Redacción | Enterado
El exgobernador de Guerrero Zeferino Torreblanca Galindo volvió a señalar públicamente a su sucesor, Ángel Aguirre Rivero, como su único enemigo político y lo acusó de haberle solicitado financiamiento para su campaña electoral a cambio de posiciones en el gobierno. Torreblanca afirmó que su negativa a ese trato derivó en una persecución judicial contra funcionarios de su administración una vez que Aguirre asumió el poder.
En un mensaje publicado en su cuenta de Facebook, Torreblanca aseguró que Aguirre le pidió dinero de manera directa durante la campaña por la gubernatura del estado y que el acuerdo implícito contemplaba posiciones políticas a cambio. Al no ceder, dijo, comenzaron las acciones legales contra sus excolaboradores, a quienes describió como víctimas de represalias.
El conflicto entre ambos políticos no es nuevo.

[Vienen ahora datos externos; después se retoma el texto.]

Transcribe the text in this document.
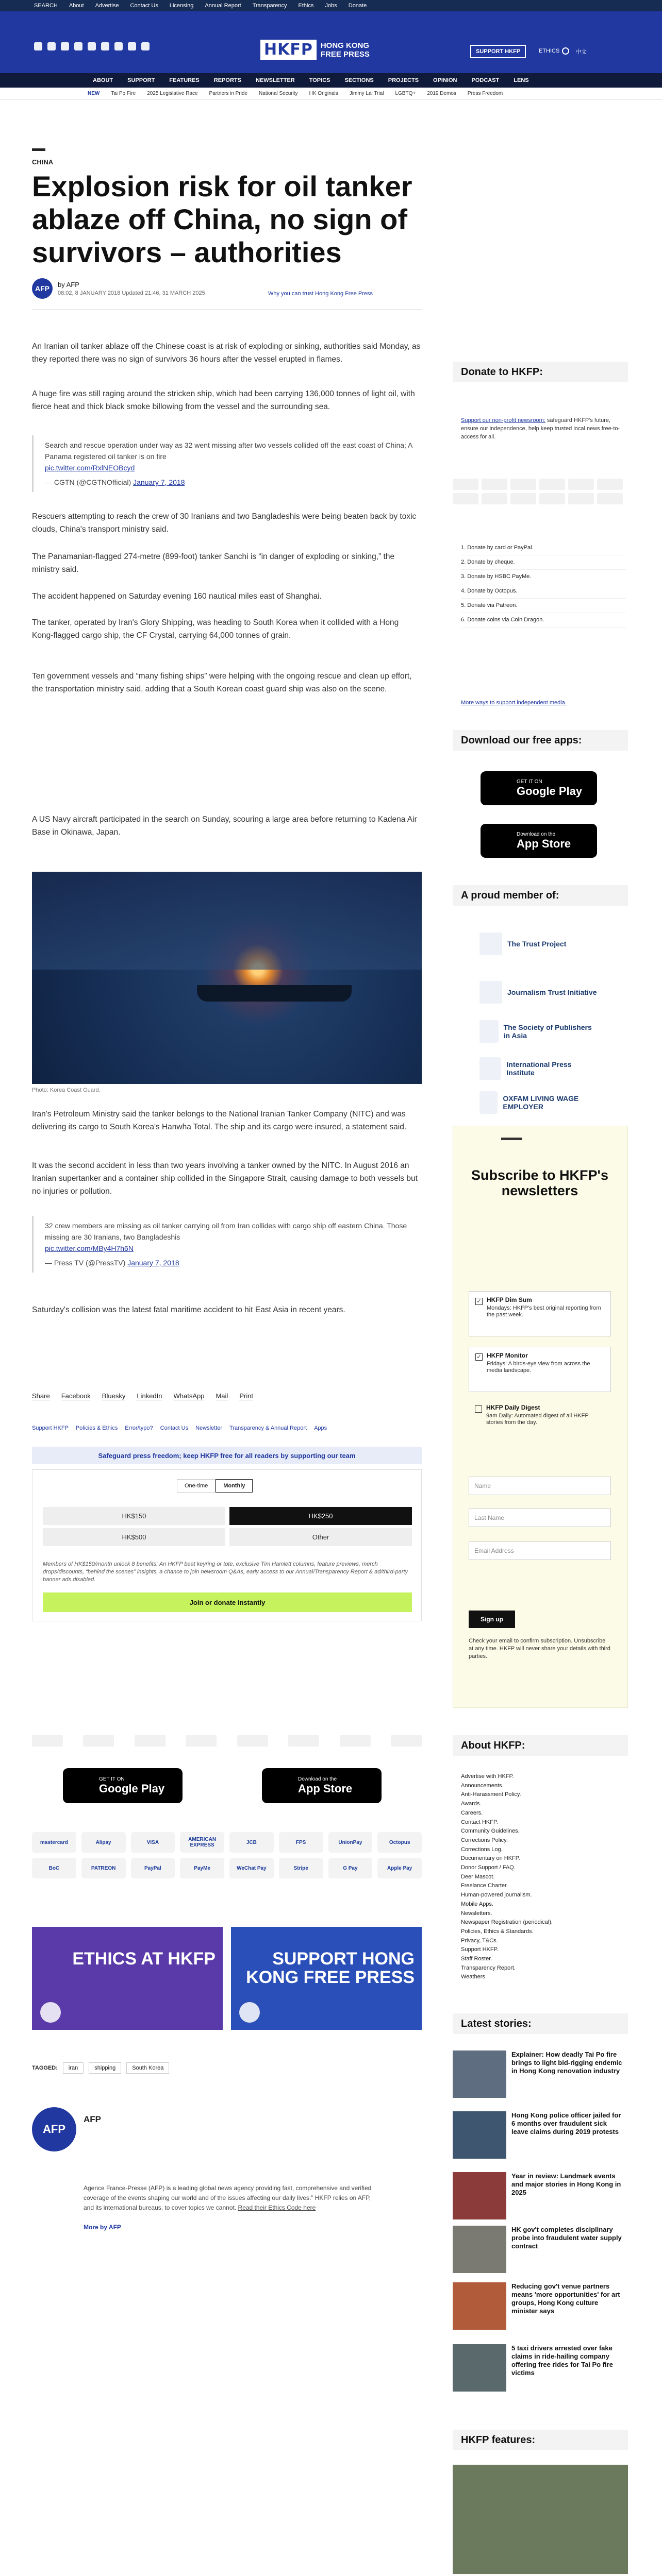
SEARCH About Advertise Contact Us Licensing Annual Report Transparency Ethics Jobs Donate
HKFP	HONG KONG FREE PRESS	SUPPORT HKFP	ETHICS	中文
ABOUT	SUPPORT	FEATURES	REPORTS	NEWSLETTER	TOPICS	SECTIONS	PROJECTS	OPINION	PODCAST	LENS
NEW Tai Po Fire 2025 Legislative Race Partners in Pride National Security HK Originals Jimmy Lai Trial LGBTQ+ 2019 Demos Press Freedom
CHINA
Explosion risk for oil tanker ablaze off China, no sign of survivors – authorities
AFP	by AFP
08:02, 8 JANUARY 2018 Updated 21:46, 31 MARCH 2025	Why you can trust Hong Kong Free Press

An Iranian oil tanker ablaze off the Chinese coast is at risk of exploding or sinking, authorities said Monday, as they reported there was no sign of survivors 36 hours after the vessel erupted in flames.

A huge fire was still raging around the stricken ship, which had been carrying 136,000 tonnes of light oil, with fierce heat and thick black smoke billowing from the vessel and the surrounding sea.

Search and rescue operation under way as 32 went missing after two vessels collided off the east coast of China; A Panama registered oil tanker is on fire
pic.twitter.com/RxlNEOBcyd
— CGTN (@CGTNOfficial) January 7, 2018

Rescuers attempting to reach the crew of 30 Iranians and two Bangladeshis were being beaten back by toxic clouds, China's transport ministry said.

The Panamanian-flagged 274-metre (899-foot) tanker Sanchi is “in danger of exploding or sinking,” the ministry said.

The accident happened on Saturday evening 160 nautical miles east of Shanghai.

The tanker, operated by Iran's Glory Shipping, was heading to South Korea when it collided with a Hong Kong-flagged cargo ship, the CF Crystal, carrying 64,000 tonnes of grain.

Ten government vessels and “many fishing ships” were helping with the ongoing rescue and clean up effort, the transportation ministry said, adding that a South Korean coast guard ship was also on the scene.

A US Navy aircraft participated in the search on Sunday, scouring a large area before returning to Kadena Air Base in Okinawa, Japan.

Photo: Korea Coast Guard.

Iran's Petroleum Ministry said the tanker belongs to the National Iranian Tanker Company (NITC) and was delivering its cargo to South Korea's Hanwha Total. The ship and its cargo were insured, a statement said.

It was the second accident in less than two years involving a tanker owned by the NITC. In August 2016 an Iranian supertanker and a container ship collided in the Singapore Strait, causing damage to both vessels but no injuries or pollution.

32 crew members are missing as oil tanker carrying oil from Iran collides with cargo ship off eastern China. Those missing are 30 Iranians, two Bangladeshis
pic.twitter.com/MBy4H7h6N
— Press TV (@PressTV) January 7, 2018

Saturday's collision was the latest fatal maritime accident to hit East Asia in recent years.

Share Facebook Bluesky LinkedIn WhatsApp Mail Print
Support HKFP Policies & Ethics Error/typo? Contact Us Newsletter Transparency & Annual Report Apps
Safeguard press freedom; keep HKFP free for all readers by supporting our team
One-time	Monthly
HK$150	HK$250
HK$500	Other
Members of HK$150/month unlock 8 benefits: An HKFP beat keyring or tote, exclusive Tim Hamlett columns, feature previews, merch drops/discounts, “behind the scenes” insights, a chance to join newsroom Q&As, early access to our Annual/Transparency Report & ad/third-party banner ads disabled.
Join or donate instantly
GET IT ON
Google Play
Download on the
App Store
mastercard	Alipay	VISA	AMERICAN EXPRESS	JCB	FPS	UnionPay	Octopus
BoC	PATREON	PayPal	PayMe	WeChat Pay	Stripe	G Pay	Apple Pay
ETHICS AT HKFP	SUPPORT HONG KONG FREE PRESS
TAGGED:	iran	shipping	South Korea
AFP
AFP
Agence France-Presse (AFP) is a leading global news agency providing fast, comprehensive and verified coverage of the events shaping our world and of the issues affecting our daily lives.” HKFP relies on AFP, and its international bureaus, to cover topics we cannot. Read their Ethics Code here
More by AFP
Donate to HKFP:
Support our non-profit newsroom: safeguard HKFP's future, ensure our independence, help keep trusted local news free-to-access for all.
1. Donate by card or PayPal.
2. Donate by cheque.
3. Donate by HSBC PayMe.
4. Donate by Octopus.
5. Donate via Patreon.
6. Donate coins via Coin Dragon.
More ways to support independent media.
Download our free apps:
GET IT ON
Google Play
Download on the
App Store
A proud member of:
The Trust Project
Journalism Trust Initiative
The Society of Publishers in Asia
International Press Institute
OXFAM LIVING WAGE EMPLOYER
Subscribe to HKFP's newsletters
✓ HKFP Dim Sum
Mondays: HKFP's best original reporting from the past week.
✓ HKFP Monitor
Fridays: A birds-eye view from across the media landscape.
HKFP Daily Digest
9am Daily: Automated digest of all HKFP stories from the day.
Name
Last Name
Email Address
Sign up
Check your email to confirm subscription. Unsubscribe at any time. HKFP will never share your details with third parties.
About HKFP:
Advertise with HKFP.
Announcements.
Anti-Harassment Policy.
Awards.
Careers.
Contact HKFP.
Community Guidelines.
Corrections Policy.
Corrections Log.
Documentary on HKFP.
Donor Support / FAQ.
Deer Mascot.
Freelance Charter.
Human-powered journalism.
Mobile Apps.
Newsletters.
Newspaper Registration (periodical).
Policies, Ethics & Standards.
Privacy, T&Cs.
Support HKFP.
Staff Roster.
Transparency Report.
Weathers
Latest stories:
Explainer: How deadly Tai Po fire brings to light bid-rigging endemic in Hong Kong renovation industry
Hong Kong police officer jailed for 6 months over fraudulent sick leave claims during 2019 protests
Year in review: Landmark events and major stories in Hong Kong in 2025
HK gov't completes disciplinary probe into fraudulent water supply contract
Reducing gov't venue partners means 'more opportunities' for art groups, Hong Kong culture minister says
5 taxi drivers arrested over fake claims in ride-hailing company offering free rides for Tai Po fire victims
HKFP features:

Tiene antecedentes documentados que datan de la propia campaña electoral de 2010, cuando Torreblanca respaldó abiertamente al senador Armando Ríos Piter como candidato del PRD a la gubernatura, en franca oposición a la candidatura de Aguirre. Según análisis políticos de ese periodo, Torreblanca utilizó recursos del gobierno estatal en favor de Ríos Piter, lo que estuvo a punto de fracturar las estructuras del PRD en Guerrero.

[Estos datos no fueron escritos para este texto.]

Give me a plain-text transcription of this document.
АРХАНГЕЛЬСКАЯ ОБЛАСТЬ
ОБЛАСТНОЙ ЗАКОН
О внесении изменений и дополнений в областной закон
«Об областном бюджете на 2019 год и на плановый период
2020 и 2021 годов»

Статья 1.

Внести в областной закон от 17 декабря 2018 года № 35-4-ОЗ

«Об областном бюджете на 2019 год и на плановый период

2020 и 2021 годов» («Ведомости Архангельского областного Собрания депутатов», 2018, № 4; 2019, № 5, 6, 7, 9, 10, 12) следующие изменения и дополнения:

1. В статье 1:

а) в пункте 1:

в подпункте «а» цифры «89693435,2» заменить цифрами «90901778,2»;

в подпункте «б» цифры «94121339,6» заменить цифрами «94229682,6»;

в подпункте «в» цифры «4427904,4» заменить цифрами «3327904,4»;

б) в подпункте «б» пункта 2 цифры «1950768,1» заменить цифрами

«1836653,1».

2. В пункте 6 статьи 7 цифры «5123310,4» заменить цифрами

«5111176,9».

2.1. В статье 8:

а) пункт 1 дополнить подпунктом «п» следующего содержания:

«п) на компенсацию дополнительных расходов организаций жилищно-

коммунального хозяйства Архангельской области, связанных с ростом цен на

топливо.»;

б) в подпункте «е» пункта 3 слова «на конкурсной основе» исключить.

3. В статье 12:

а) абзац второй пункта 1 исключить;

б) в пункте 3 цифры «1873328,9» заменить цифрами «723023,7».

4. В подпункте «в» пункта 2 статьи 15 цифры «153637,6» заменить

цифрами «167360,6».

La ruptura se agudizó tras la victoria de Aguirre en los comicios del 30 de enero de 2011 y su toma de posesión el 1 de abril de ese año. Ya en noviembre de 2011, el gobierno de Aguirre había inhabilitado a dos grupos de exfuncionarios de la administración anterior por presuntos desvíos de recursos públicos, incluyendo al exsecretario de Administración y Finanzas Ernesto Cabrera Morín, sancionado por seis años, y a exdirectivos del DIF estatal y del Consejo de Seguridad Pública, en casos relacionados con un desfalco de más de 100 millones de pesos.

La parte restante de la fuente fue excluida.